Liszt was a great humanitarian. He often taught lessons for free and he bestowed generous amounts of money on orphanages and disaster relief funds.

The Romantic musical period followed the classical music period and reacted strongly against that period of music. The classical music period featured structure and traditional stylings. The Romantic musicians, though, worked hard to separate themselves from the classical style. Beginning with the great Ludwig von Beethoven (1770-1827), Romantic musicians sought to stir the emotions and take listeners on an emotional journey. Beethoven, and later Richard Wagner (1813-1833), used chords as no composers had before and placed new emphasis on musical themes. One of the most popular of the Romantic musicians was Franz Liszt (1811-1886), one of the greatest pianists of all time. Liszt enjoyed enormous popularity and produced volumes of musical pieces.

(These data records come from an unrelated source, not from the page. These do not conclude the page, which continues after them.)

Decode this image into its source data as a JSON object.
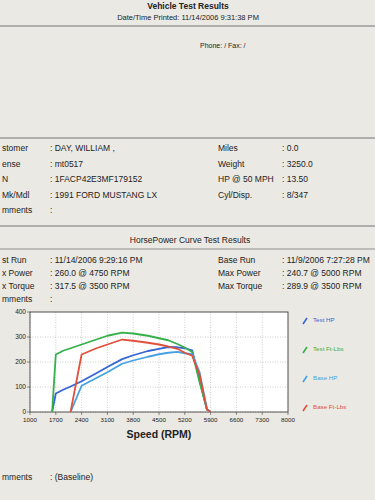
{
  "header": {
    "title": "Vehicle Test Results",
    "printed": "Date/Time Printed: 11/14/2006 9:31:38 PM",
    "contact": "Phone: /  Fax: /"
  },
  "vehicle": [
    [
      "stomer",
      ": DAY, WILLIAM ,",
      "Miles",
      ": 0.0"
    ],
    [
      "ense",
      ": mt0517",
      "Weight",
      ": 3250.0"
    ],
    [
      "N",
      ": 1FACP42E3MF179152",
      "HP @ 50 MPH",
      ": 13.50"
    ],
    [
      "Mk/Mdl",
      ": 1991 FORD MUSTANG LX",
      "Cyl/Disp.",
      ": 8/347"
    ],
    [
      "mments",
      ":"
    ]
  ],
  "section_title": "HorsePower Curve Test Results",
  "runs": [
    [
      "st Run",
      ": 11/14/2006 9:29:16 PM",
      "Base Run",
      ": 11/9/2006 7:27:28 PM"
    ],
    [
      "x Power",
      ": 260.0  @ 4750  RPM",
      "Max Power",
      ": 240.7  @ 5000  RPM"
    ],
    [
      "x Torque",
      ": 317.5  @ 3500  RPM",
      "Max Torque",
      ": 289.9  @ 3500  RPM"
    ],
    [
      "mments",
      ":"
    ]
  ],
  "chart_data": {
    "type": "line",
    "xlabel": "Speed (RPM)",
    "x": [
      1600,
      1700,
      1900,
      2100,
      2400,
      2800,
      3100,
      3500,
      3800,
      4200,
      4500,
      4750,
      5000,
      5200,
      5400,
      5600,
      5800,
      5900
    ],
    "series": [
      {
        "name": "Test HP",
        "color": "#3566d6",
        "values": [
          0,
          74,
          89,
          102,
          123,
          155,
          180,
          211.6,
          227,
          244,
          252.8,
          260,
          258.9,
          255,
          247,
          128,
          11,
          0
        ]
      },
      {
        "name": "Test Ft-Lbs",
        "color": "#35b04a",
        "values": [
          0,
          230,
          245,
          255,
          270,
          290,
          305,
          317.5,
          314,
          305,
          295,
          287,
          272,
          258,
          240,
          120,
          10,
          0
        ]
      },
      {
        "name": "Base HP",
        "color": "#45a2e2",
        "values": [
          null,
          null,
          null,
          0,
          105,
          136,
          159,
          193,
          206,
          221,
          231,
          237,
          240.7,
          235,
          231,
          160,
          11,
          0
        ]
      },
      {
        "name": "Base Ft-Lbs",
        "color": "#e0503a",
        "values": [
          null,
          null,
          null,
          0,
          230,
          255,
          270,
          289.9,
          285,
          277,
          270,
          262,
          252.8,
          237,
          225,
          150,
          10,
          0
        ]
      }
    ],
    "xlim": [
      1000,
      8000
    ],
    "xticks": [
      1000,
      1700,
      2400,
      3100,
      3800,
      4500,
      5200,
      5900,
      6600,
      7300,
      8000
    ],
    "ylim": [
      0,
      400
    ],
    "yticks": [
      0,
      100,
      200,
      300,
      400
    ],
    "grid": true,
    "legend": "right"
  },
  "footer": [
    "mments",
    ": (Baseline)"
  ]
}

The Least You Need to Know

Britain was the birthplace of the Industrial Revolution. The cottage industry grew in Britain and, later, Britain had plenty of natural resources, a surplus of labor, markets in the colonies, and freedom from interruptive war on British soil.

As early manufacturing grew, looms and mills were moved to larger locations and became factories. The factories, in theory, threatened the jobs of many hand weavers and other artisans so the Luddites attacked hundreds of factories in protest.

The railroads transformed all of Europe by making transportation of goods and people faster. Those who invested in the railroads made fortunes.

As the Industrial Revolution attracted millions of workers to the cities of Europe, the cities overflowed with people. The result was filthy cities where cholera ran rampant.

Europe’s leaders eventually tackled the poor conditions in the cities with knowledge of the germ theory and with plans for new sewer systems, wider streets, and aqueducts.

Romanticism contrasted greatly with the rationalistic Enlightenment. Romanticism emphasized individuality, emotions, passion, and beauty.